Повсюду бело! Вспаханное поле под снегом, припорошенные берёзовые лесополосы, зелёные ёлочки с пушистыми лапами. Старенький грузовичок подъехал к низенькой избёнке с маленьким палисадником! На оконцах шевельнулись занавесочки в мелкий цветочек, выглянули сестрёнки и тут же пропали.
– Сулка! Сулка плиехаль, – в сенях радостно прыгала и хлопала в ладошки Татьянка, молчаливая Маруся сияла рядом с плачущей матерью, дед сидел на сундуке: – С возвращением!
– Горемыка ты наш, – отец приподнял сына на печь, потрепал его по пшеничной шевелюре, подмигнув дочкам: – Приглядывайте за братом.
– Набегался уже, – в седую бороду усмехнулся дед, заботливо укрывая Шурку одеялом. – Бежать куда? Некуда… и я пригляжу.
Визжа, девочки стянули с растерянного брата кроличью шапку и курточку, гладили за бледные щёки: «Шурка! Шурка! Шурка! Пиехал!» Взахлёб поведали о тряпичной кукле, соседской кошке и рыжей соседке Глаше. Переглянувшись, нацепили шерстяные носки.

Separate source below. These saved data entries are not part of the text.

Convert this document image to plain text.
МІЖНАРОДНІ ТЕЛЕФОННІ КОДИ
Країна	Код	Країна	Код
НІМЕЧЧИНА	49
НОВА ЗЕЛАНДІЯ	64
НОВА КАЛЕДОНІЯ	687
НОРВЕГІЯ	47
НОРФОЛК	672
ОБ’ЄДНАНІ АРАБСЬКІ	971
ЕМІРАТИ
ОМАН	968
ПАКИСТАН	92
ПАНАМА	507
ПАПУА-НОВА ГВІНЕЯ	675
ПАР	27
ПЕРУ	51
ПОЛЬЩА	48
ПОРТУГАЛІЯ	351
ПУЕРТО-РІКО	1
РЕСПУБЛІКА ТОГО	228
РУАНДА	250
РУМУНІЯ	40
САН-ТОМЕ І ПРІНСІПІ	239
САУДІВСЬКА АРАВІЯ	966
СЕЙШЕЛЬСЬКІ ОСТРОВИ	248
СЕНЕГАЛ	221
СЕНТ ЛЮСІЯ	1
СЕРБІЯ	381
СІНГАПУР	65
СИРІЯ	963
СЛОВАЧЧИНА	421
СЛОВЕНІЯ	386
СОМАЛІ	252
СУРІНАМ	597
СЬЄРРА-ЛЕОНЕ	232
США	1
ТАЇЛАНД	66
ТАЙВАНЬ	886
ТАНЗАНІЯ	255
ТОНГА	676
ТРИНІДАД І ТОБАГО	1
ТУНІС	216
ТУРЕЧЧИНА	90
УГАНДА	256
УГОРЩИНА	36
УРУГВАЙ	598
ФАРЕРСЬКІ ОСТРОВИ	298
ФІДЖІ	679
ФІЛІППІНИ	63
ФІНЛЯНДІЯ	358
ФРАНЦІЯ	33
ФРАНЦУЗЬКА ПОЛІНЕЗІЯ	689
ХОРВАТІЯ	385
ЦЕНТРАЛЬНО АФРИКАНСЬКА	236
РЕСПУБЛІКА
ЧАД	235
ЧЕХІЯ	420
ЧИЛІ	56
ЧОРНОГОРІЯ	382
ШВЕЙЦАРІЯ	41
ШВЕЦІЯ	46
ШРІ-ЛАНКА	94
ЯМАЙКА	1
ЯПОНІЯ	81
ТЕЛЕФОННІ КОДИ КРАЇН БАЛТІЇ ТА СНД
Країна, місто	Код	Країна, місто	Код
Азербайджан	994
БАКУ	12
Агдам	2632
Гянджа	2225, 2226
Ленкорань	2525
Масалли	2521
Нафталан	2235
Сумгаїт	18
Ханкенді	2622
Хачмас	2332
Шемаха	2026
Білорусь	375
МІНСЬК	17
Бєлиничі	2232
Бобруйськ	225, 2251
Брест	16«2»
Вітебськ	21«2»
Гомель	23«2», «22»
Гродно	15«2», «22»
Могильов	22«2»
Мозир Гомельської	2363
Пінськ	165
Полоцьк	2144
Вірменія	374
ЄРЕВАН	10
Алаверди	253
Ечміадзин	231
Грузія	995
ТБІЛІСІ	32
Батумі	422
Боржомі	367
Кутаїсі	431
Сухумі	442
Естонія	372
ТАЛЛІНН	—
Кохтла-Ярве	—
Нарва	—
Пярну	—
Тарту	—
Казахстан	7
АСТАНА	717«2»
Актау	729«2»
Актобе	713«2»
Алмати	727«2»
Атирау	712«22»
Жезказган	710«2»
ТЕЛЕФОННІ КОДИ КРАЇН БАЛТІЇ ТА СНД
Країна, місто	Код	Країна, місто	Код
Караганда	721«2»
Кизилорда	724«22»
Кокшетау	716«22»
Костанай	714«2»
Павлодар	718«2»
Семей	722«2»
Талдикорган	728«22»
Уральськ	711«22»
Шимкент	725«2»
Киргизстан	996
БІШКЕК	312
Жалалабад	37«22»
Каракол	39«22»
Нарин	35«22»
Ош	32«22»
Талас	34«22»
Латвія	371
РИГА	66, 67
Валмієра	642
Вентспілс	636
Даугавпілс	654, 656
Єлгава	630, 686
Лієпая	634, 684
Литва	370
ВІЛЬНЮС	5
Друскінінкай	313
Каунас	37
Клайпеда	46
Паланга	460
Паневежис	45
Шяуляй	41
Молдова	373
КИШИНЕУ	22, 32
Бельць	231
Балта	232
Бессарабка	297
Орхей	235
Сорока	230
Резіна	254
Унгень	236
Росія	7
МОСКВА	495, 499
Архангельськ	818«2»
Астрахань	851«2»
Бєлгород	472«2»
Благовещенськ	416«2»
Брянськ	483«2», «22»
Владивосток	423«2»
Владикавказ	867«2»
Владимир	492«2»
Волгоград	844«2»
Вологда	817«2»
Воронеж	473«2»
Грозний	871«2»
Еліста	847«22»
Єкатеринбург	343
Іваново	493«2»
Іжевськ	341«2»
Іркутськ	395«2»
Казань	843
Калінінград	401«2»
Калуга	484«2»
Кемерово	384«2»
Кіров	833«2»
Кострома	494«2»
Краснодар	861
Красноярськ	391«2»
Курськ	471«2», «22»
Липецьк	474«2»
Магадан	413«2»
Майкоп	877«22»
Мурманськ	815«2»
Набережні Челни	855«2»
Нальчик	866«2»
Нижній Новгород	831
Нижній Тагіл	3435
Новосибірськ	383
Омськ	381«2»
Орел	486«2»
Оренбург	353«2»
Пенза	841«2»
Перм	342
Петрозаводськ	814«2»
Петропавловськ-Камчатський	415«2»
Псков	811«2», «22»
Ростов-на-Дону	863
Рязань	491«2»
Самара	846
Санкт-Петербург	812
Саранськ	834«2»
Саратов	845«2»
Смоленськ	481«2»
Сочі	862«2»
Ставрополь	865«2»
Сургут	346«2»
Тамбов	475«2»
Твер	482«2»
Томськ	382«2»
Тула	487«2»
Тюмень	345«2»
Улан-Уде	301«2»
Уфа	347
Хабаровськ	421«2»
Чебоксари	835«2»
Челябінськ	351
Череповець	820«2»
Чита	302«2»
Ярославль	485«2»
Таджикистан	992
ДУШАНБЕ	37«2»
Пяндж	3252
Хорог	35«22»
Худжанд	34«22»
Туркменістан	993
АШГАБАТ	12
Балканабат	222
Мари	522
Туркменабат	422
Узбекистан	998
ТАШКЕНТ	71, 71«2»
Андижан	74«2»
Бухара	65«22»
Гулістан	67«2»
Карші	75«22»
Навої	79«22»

Хорошо дома! Сладко потянулся, втянул носом родные запахи сухих трав и крякнул от удовольствия. Как прежде, по утрам матушка копошилась у печи, в избе пахло гречневыми блинами, пшенной кашей с тыквой и овсяным киселём. Шурка слушал завывание ветра в трубе, много спал.
Как Шурка спас сестрёнку
Шурке приснился странный сон. Вытянул из реки огромную рыбину, завернул в лист лопуха, еле-еле дотащил до дома. Откуда-то появился Васька конопатый, отобрал улов. Кулак застыл над головой. Шурка зажмурился… проснулся от своего крика… подскочил. Это был не сон. Рыжий Васька тарабанил по оконному стеклу, строил противные рожицы и как оглашённый орал. Его огромный нос расплющился по стеклу и оттого стал ещё больше, на перекошенном лице прыгали тёмные веснушки.